1
True/False. For each of the following, write T if the statement is true; otherwise, write F. You do NOT need to provide explanations or show work for this problem. Throughout, let \(G\) and \(G'\) be groups.
If there exists a homomorphism \(\phi\,:\,G\to G'\text{,}\) then \(G\) and \(G'\) must be isomorphic groups.
There is an integer \(n\geq 2\) such that \(\Z\simeq \Z_n\text{.}\)
If \(|G|=|G'|=3\text{,}\) then we must have \(G\simeq G'\text{.}\)
If \(|G|=|G'|=4\text{,}\) then we must have \(G\simeq G'\text{.}\)
2
For each of the following functions, prove or disprove that the function is (i) a homomorphism; (ii) an isomorphism. (Remember to work with the default operation on each of these groups!)
The function \(f:\Z\to\Z\) defined by \(f(n)=2n\text{.}\)
The function \(g:\R\to\R\) defined by \(g(x)=x^2\text{.}\)

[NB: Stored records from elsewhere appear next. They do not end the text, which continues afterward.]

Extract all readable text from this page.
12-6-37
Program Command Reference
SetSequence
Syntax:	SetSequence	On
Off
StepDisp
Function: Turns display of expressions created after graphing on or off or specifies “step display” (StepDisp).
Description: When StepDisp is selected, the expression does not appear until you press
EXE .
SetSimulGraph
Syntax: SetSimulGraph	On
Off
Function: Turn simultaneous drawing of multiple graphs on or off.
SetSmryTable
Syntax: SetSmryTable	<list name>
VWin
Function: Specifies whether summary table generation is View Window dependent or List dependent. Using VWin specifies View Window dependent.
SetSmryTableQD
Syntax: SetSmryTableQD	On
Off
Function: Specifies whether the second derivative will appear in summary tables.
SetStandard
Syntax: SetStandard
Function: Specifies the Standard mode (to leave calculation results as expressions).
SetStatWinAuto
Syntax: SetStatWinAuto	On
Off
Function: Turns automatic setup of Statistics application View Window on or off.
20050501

The function \(h:\Q^*\to\Q^*\) defined by \(h(x)=x^2\text{.}\)
3
LDefine \(d : GL(2,\R)\to \R^*\) by \(d(A)=\det A\text{.}\) Prove/disprove that \(d\) is:
a homomorphism
1-1
onto
an isomorphism.
4
Complete the group tables for \(\Z_4\) and \(\Z_8^{\times}\text{.}\) Use the group tables to decide whether or not \(\Z_4\) and \(\Z_8^{\times}\) are isomorphic to one another. (You do not need to provide a proof.)
5
Let \(n\in \Z^+\text{.}\) Prove that \(\langle n\Z,+\rangle \simeq \langle \Z,+\rangle\text{.}\)
6
Let \(G\) and \(G'\) be groups, where \(G\) is abelian and \(G\simeq G'\text{.}\) Prove that \(G'\) is abelian.
Give an example of groups \(G\) and \(G'\text{,}\) where \(G\) is abelian and there exists a homomorphism from \(G\) to \(G'\text{,}\) but \(G'\) is NOT abelian.
7
Let \(\langle G,\cdot\rangle\) and \(\langle G',\cdot'\rangle\) be groups with identity elements \(e\) and \(e'\text{,}\) respectively, and let \(\phi\) be a homomorphism from \(G\) to \(G'\text{.}\) Let \(a\in G\text{.}\) Prove that \(\phi(a)^{-1}=\phi(a^{-1})\text{.}\)